The climate benefit of renewable materials is missing
The Commission continues to mainly focus on transforming Europe's energy use.
"This is of course important, as CO2 emissions from the burning of fossil fuels are the largest source of greenhouse gas emissions in the EU. To reach 2030 and 2050 climate targets, this focus is, however, not enough. When developing its policy, the Commission must also acknowledge and encompass the total climate benefit to be achieved by substituting fossil materials with renewable ones. To exemplify, when defining ambitions for the building sector, the Commission's focus is on reducing the energy consumption of a building, instead of addressing its total climate impact. That impact is to a high degree dependent on the materials used for renovating or new builds, for instance if you choose to use more wood and less concrete", says Anna Holmberg, Head of the Brussels office for the Swedish Forest Industries.
European forests and forest-based products are essential
According to results recently commissioned by Cepi, the Confederation of European Paper Industries, forests and forest-based products remove a net of 806 million tons of carbon dioxide equivalents* annually. This corresponds to 20 percent of all fossil emissions in the European Union.
"By not acknowledging the total climate benefit generated by the forest-based sector, the 2030 revised target is at risk. Instead, the Commission has a too strong focus on forests as carbon sinks. As stated in the Cepi report, the carbon storage in products and material substitution are equally important to mitigate climate change. In addition, by unilaterally relying on forests as carbon sinks, risks are increased, as aging forests are more susceptible to damages from, for example, pests and storms. Furthermore, the Swedish forest industry knows from experience that it is active forest management, which over time maintains and enhances the carbon sink", says Magnus Berg, Head of Industrial Policy at the Swedish Forest Industries.
Fossil dependency without bioenergy
As stated above, the Commission proposal has a strong focus on transforming the Union's energy use. The Commission aims for more renewable energy, but clearly plays down the role of bioenergy.
"According to the Commission, the direction should be to minimize the use of whole trees to produce energy, to which we generally agree, but having that said, it appears to us that the Commission lacks knowledge about forest-based value chains. It is mainly side streams from forests and forest industries that are used for energy. While the main value added is generated by products for construction, packaging and textiles, forest bioenergy is an important secondary product for generation of electricity, heat and transportation fuels. Without this bioenergy, we will instead increase our dependence on oil, coal and gas and thereby also our greenhouse gas emissions", says Mårten O Larsson, Head of Bioenergy Policy at the Swedish Forest Industries.
As a result of the announced increased 2030 climate ambition, the Commission will by June 2021 propose amendments to relevant EU energy and climate legislation, such as the LULUCF Regulation, the EU ETS Directive and the Renewable Energy Directive. Concerning the latter, the Commission has already announced that it intends to revise the sustainability criteria for forest biomass.

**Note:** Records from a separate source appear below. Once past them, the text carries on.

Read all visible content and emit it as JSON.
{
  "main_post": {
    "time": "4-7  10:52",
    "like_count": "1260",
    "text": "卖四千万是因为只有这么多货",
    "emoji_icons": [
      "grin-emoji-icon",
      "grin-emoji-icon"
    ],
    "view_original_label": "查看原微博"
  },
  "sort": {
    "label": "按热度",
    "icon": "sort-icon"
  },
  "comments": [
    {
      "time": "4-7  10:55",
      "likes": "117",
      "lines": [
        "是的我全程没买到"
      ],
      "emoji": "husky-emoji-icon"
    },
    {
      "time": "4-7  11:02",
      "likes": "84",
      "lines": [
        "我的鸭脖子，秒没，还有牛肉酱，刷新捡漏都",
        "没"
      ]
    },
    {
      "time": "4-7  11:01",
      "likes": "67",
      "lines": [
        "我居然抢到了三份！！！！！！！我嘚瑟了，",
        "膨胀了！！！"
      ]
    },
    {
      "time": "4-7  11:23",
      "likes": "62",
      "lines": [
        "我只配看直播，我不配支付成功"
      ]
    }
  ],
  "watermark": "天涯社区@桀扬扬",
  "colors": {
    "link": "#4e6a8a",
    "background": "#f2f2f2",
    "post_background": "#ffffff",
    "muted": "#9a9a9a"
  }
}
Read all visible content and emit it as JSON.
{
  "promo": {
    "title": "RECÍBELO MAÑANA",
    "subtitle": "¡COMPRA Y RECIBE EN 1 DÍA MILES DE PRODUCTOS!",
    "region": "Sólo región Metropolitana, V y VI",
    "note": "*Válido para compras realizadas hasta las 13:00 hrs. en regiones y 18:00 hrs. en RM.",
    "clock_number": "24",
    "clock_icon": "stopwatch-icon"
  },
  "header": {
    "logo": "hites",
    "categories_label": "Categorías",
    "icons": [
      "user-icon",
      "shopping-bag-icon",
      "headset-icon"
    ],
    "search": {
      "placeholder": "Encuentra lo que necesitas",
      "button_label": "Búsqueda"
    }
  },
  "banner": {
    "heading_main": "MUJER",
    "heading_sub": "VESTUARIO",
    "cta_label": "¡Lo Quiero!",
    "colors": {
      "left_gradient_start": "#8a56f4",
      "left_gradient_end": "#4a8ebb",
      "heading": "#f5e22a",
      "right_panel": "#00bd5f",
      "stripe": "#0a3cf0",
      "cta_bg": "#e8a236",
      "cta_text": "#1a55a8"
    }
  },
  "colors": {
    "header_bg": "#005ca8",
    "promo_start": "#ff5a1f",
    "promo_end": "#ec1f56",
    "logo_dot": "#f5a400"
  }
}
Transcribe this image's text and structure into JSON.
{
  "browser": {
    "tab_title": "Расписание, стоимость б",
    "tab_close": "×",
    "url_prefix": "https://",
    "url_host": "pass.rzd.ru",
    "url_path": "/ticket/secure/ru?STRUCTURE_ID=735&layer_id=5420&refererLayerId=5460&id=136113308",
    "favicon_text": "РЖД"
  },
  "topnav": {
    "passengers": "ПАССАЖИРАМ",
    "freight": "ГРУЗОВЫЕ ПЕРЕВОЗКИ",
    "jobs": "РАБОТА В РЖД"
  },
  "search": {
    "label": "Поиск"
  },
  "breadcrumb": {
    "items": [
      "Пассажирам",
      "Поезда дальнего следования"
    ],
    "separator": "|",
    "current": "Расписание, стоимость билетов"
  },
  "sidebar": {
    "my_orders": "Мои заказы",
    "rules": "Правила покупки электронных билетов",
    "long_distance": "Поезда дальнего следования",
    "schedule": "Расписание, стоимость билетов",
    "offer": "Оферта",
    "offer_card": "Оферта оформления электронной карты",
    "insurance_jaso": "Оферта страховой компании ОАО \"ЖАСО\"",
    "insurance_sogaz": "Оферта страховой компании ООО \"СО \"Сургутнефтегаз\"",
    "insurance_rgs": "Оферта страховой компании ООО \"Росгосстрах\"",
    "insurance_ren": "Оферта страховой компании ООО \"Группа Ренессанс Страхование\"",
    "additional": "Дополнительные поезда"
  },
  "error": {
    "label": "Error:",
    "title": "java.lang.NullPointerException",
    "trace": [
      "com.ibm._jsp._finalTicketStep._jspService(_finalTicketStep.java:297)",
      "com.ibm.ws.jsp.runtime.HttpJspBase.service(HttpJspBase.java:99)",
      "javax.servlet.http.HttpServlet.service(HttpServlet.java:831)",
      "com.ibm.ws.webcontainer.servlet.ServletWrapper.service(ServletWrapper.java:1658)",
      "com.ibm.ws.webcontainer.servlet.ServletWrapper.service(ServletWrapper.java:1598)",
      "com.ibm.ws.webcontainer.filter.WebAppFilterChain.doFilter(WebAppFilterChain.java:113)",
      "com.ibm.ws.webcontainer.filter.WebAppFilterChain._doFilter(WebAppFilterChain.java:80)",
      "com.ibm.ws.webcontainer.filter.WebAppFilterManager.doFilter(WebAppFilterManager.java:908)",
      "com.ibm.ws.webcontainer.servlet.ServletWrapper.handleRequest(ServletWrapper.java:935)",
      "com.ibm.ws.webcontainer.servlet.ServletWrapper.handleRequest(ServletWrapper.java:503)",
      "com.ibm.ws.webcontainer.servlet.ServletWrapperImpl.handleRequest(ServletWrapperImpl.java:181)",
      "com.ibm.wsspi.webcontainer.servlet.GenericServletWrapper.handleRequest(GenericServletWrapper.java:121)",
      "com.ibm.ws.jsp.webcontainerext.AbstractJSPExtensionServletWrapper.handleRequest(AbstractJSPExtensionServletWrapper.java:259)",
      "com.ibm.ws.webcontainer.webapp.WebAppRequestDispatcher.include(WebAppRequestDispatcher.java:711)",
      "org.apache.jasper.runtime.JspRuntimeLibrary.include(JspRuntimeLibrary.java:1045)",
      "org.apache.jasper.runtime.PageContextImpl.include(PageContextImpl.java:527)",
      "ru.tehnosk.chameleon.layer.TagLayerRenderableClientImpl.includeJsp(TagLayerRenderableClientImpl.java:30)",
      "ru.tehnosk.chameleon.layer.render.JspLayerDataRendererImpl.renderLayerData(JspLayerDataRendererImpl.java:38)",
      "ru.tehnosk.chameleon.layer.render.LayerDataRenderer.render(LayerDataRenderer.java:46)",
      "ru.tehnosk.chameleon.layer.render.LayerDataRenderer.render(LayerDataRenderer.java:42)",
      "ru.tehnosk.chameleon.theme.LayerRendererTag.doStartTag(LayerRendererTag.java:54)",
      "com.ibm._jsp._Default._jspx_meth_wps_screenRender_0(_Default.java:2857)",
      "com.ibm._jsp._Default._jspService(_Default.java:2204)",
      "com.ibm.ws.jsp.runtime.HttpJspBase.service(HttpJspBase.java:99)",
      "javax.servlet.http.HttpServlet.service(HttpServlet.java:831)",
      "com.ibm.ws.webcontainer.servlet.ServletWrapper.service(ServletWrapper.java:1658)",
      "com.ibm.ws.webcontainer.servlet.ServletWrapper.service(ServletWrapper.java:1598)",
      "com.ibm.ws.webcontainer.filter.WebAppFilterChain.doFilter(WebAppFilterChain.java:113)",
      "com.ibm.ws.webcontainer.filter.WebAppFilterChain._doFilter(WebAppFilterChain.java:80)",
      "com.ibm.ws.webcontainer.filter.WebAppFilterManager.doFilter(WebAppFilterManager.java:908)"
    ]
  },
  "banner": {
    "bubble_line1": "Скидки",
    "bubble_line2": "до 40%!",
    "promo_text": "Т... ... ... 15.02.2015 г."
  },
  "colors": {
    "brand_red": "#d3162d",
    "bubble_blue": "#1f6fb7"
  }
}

"We do not support a revision of the criteria at this time. After all, existing criteria are not even implemented in Member State legislation yet and it took some six to seven years to agree on these criteria. For our members, a revision in 2021 would severely hamper their long-term planning and this could in turn have a negative impact on future investment decisions in bioenergy facilities. Furthermore, defining criteria is closely related to forest policy, which is Member State competence", concludes Mårten O Larsson.